Ruy Castro – Folha de São Paulo
Cientistas ingleses, depois de 40 anos submetendo a sequenciamentos de DNA o corpo mumificado de uma mulher do século 18 encontrado na reforma de uma igreja de Basileia, descobriram que se tratava da tataravó do atual ministro do Exterior britânico e ex-prefeito de Londres Boris Johnson. Chamava-se Anna Catharina Bischoff, viveu de 1719 a 1787, era suíça e, nascida numa família rica, fazia trabalhos de assistência social na França, como o de cuidar de pessoas com sífilis.
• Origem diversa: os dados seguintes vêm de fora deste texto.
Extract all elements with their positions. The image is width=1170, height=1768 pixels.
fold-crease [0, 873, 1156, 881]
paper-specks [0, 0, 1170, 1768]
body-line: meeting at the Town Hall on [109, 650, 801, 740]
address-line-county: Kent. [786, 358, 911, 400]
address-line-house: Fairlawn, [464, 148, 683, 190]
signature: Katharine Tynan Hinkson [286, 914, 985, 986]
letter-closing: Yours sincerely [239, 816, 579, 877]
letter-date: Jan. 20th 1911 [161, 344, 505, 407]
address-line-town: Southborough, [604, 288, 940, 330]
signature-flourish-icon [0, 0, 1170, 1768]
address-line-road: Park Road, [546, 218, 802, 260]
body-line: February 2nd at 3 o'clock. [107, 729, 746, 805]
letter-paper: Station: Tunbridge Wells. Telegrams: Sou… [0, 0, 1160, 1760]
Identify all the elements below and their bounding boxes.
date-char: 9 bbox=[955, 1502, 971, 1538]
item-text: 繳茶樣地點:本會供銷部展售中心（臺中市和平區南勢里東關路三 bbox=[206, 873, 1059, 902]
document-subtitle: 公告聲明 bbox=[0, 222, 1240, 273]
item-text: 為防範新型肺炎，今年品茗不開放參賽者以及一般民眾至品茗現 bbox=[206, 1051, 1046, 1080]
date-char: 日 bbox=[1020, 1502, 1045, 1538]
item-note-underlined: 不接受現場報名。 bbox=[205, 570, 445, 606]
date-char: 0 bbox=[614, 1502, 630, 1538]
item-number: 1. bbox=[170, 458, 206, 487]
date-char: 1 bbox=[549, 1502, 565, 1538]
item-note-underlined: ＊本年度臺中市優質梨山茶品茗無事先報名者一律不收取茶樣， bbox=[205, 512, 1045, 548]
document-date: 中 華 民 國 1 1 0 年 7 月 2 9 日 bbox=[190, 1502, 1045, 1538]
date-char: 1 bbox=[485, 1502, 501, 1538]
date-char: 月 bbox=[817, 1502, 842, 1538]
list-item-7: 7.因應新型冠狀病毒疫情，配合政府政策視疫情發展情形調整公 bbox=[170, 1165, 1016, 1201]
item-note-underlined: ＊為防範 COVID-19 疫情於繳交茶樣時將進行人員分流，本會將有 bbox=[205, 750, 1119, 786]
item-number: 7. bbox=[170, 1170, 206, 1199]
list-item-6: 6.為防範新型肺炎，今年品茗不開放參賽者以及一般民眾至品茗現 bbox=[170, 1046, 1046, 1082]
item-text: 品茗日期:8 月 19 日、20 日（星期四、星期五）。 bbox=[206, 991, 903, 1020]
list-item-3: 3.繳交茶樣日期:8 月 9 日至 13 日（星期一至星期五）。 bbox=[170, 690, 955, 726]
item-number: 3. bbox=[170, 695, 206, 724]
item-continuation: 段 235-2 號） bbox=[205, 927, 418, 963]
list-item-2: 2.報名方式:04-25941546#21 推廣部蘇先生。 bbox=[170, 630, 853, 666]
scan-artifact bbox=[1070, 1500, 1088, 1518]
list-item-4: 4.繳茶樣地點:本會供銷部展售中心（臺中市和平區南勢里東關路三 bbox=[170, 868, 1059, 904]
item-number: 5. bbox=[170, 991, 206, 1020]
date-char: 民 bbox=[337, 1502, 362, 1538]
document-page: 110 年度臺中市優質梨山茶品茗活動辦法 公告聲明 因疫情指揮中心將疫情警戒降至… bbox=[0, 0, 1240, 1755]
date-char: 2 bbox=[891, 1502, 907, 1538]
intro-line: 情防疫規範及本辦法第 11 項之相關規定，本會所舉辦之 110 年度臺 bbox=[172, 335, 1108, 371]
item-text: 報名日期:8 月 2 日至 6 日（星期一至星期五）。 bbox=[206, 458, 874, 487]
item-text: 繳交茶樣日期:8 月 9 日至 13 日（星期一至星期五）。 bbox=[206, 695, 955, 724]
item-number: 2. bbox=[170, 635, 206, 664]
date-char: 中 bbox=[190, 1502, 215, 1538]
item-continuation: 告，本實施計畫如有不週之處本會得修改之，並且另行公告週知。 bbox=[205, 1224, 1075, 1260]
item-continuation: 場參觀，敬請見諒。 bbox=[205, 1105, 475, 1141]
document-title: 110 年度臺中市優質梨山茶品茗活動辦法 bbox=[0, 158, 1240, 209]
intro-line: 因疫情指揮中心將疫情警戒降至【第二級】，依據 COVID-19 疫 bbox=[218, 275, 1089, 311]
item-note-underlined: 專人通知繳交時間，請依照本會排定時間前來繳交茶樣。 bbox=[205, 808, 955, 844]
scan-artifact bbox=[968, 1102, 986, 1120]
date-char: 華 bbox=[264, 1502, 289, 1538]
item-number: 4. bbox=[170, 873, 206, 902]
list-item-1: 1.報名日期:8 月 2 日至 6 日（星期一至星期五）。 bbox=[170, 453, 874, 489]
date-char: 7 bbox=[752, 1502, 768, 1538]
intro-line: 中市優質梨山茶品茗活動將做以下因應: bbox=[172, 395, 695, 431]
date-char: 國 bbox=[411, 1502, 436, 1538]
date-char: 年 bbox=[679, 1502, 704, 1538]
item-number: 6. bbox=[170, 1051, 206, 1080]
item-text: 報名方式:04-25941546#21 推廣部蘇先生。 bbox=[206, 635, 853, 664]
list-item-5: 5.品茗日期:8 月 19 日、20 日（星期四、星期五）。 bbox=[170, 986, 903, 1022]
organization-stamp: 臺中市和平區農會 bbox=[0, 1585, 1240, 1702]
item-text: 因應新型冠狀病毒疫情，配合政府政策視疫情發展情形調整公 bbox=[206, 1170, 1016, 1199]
Como você se sentiria se soubesse que a sua tataravó, que julgava entregue ao descanso eterno, levara as últimas décadas pulando de geladeira em geladeira, tendo suas gazes desenroladas e sendo escovada e escarafunchada por sujeitos de jaleco? Para sorte de Johnson, vovó era uma mulher formidável. Mas suponha que ela participasse de eventos de que foi contemporânea, como ter sido fornecedora dos brioches de Maria Antonieta ou namorada do marquês de Sade –como explicar isso para o eleitorado?
Da mesma forma, outra equipe de cientistas britânicos –ninguém ganha deles no quesito múmia– acaba de estabelecer que duas famosas múmias egípcias, datadas de 1.800 a.C., filhos de um importante nobre local e conhecidos como “Os dois irmãos”, são, mais exatamente, meio-irmãos.
O exame de DNA deu que a mãe é a mesma, mas os pais são diferentes. Ou seja, quase 2.000 anos depois, a ciência cria uma nova narrativa no seio de uma influente e feliz família do Cairo, insinuando que, sob a alegação de que precisava ir ao mercado para comprar um quilo de tâmaras, madame ia na verdade se encontrar com o sultão no oásis. E aí, como ficam seus descendentes?
Lula já está no sarcófago, mas as futuras múmias de Temer, Aécio e outros que se cuidem. Suas gazes serão desenroladas assim que perderem o foro privilegiado.